Thursday, February 16, 2012

Why Santorum is More Electable than Romney

As a long-time Romney guy this has been painful to admit, but I really think Santorum is the more electable candidate.  From the Five-Thirty-Eight blog (which provides very valuable commentary despite being hosted by the generally fascist NYT):
I argue that one such small factor that could work against Mr. Romney — and possibly in favor of Mr. Santorum — is the Electoral College. A Republican candidate who does poorly with working-class white voters has an extremely tough electoral map because those voters tend to be concentrated in swing states, especially in the Midwest
Yes, exactly.  Romney may be the favorite among Republicans living in big government states, but our states are all going to vote for Obama anyway.  Even the "Live Free or Die" state voted for the smiley faced fascist in the last election.  Let's face it, limited government generally loses to the trendy, fashionable media darling in our states.  Republicans have to be some combination of lucky, socially progressive or an extremely skilled as a politician to win at all and when they do, as Romney did in Massachusetts, the "socially progressive" component does not help at all with swing state voters.

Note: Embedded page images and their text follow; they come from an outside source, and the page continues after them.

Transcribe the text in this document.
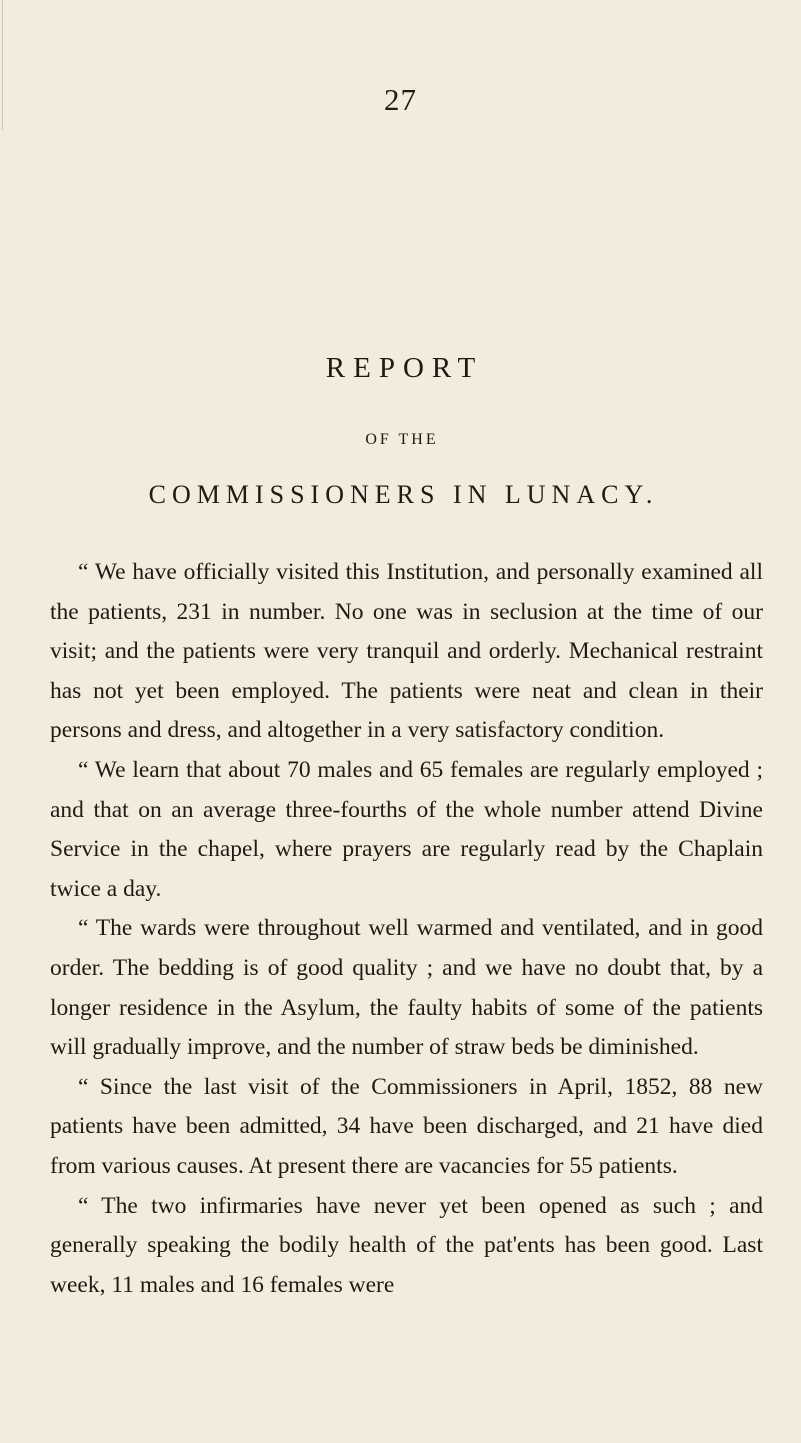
27
REPORT
OF THE
COMMISSIONERS IN LUNACY.

“ We have officially visited this Institution, and personally examined all the patients, 231 in number. No one was in seclusion at the time of our visit; and the patients were very tranquil and orderly. Mechanical restraint has not yet been employed. The patients were neat and clean in their persons and dress, and altogether in a very satisfactory condition.

“ We learn that about 70 males and 65 females are regularly employed ; and that on an average three-fourths of the whole number attend Divine Service in the chapel, where prayers are regularly read by the Chaplain twice a day.

“ The wards were throughout well warmed and ventilated, and in good order. The bedding is of good quality ; and we have no doubt that, by a longer residence in the Asylum, the faulty habits of some of the patients will gradually improve, and the number of straw beds be diminished.

“ Since the last visit of the Commissioners in April, 1852, 88 new patients have been admitted, 34 have been discharged, and 21 have died from various causes. At present there are vacancies for 55 patients.

“ The two infirmaries have never yet been opened as such ; and generally speaking the bodily health of the pat'ents has been good. Last week, 11 males and 16 females were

But fortunately for Republicans, there are two types of swing voters, Reagan Democrats and the more upscale suburban independents.  Unfortunately for Romney supporters, the ones who who really matter in the national elections are the blue-collar Reagan Democrats, especially when it comes to the swings states.

2 comments:

Anonymous said...

Again with the fascist bombs. If the NYT is fascist, then we don't have any word for real fascists like that dude in Germany with the funny mustache.

Mercy Vetsel said...

Actually Hitler was a national socialist with economic policies that eventually showed no substantial differences between those of the Stalin era Soviet Union.

When I use the term fascist, I'm not using the generic pejorative meaning, which is hopeless vague.

Instead, when I say fascist, I'm referring to the specific public policies enumerated by the people who proudly called themselves fascist in the 1920's and 1930's and who fought on both sides in WWII (depending on their country).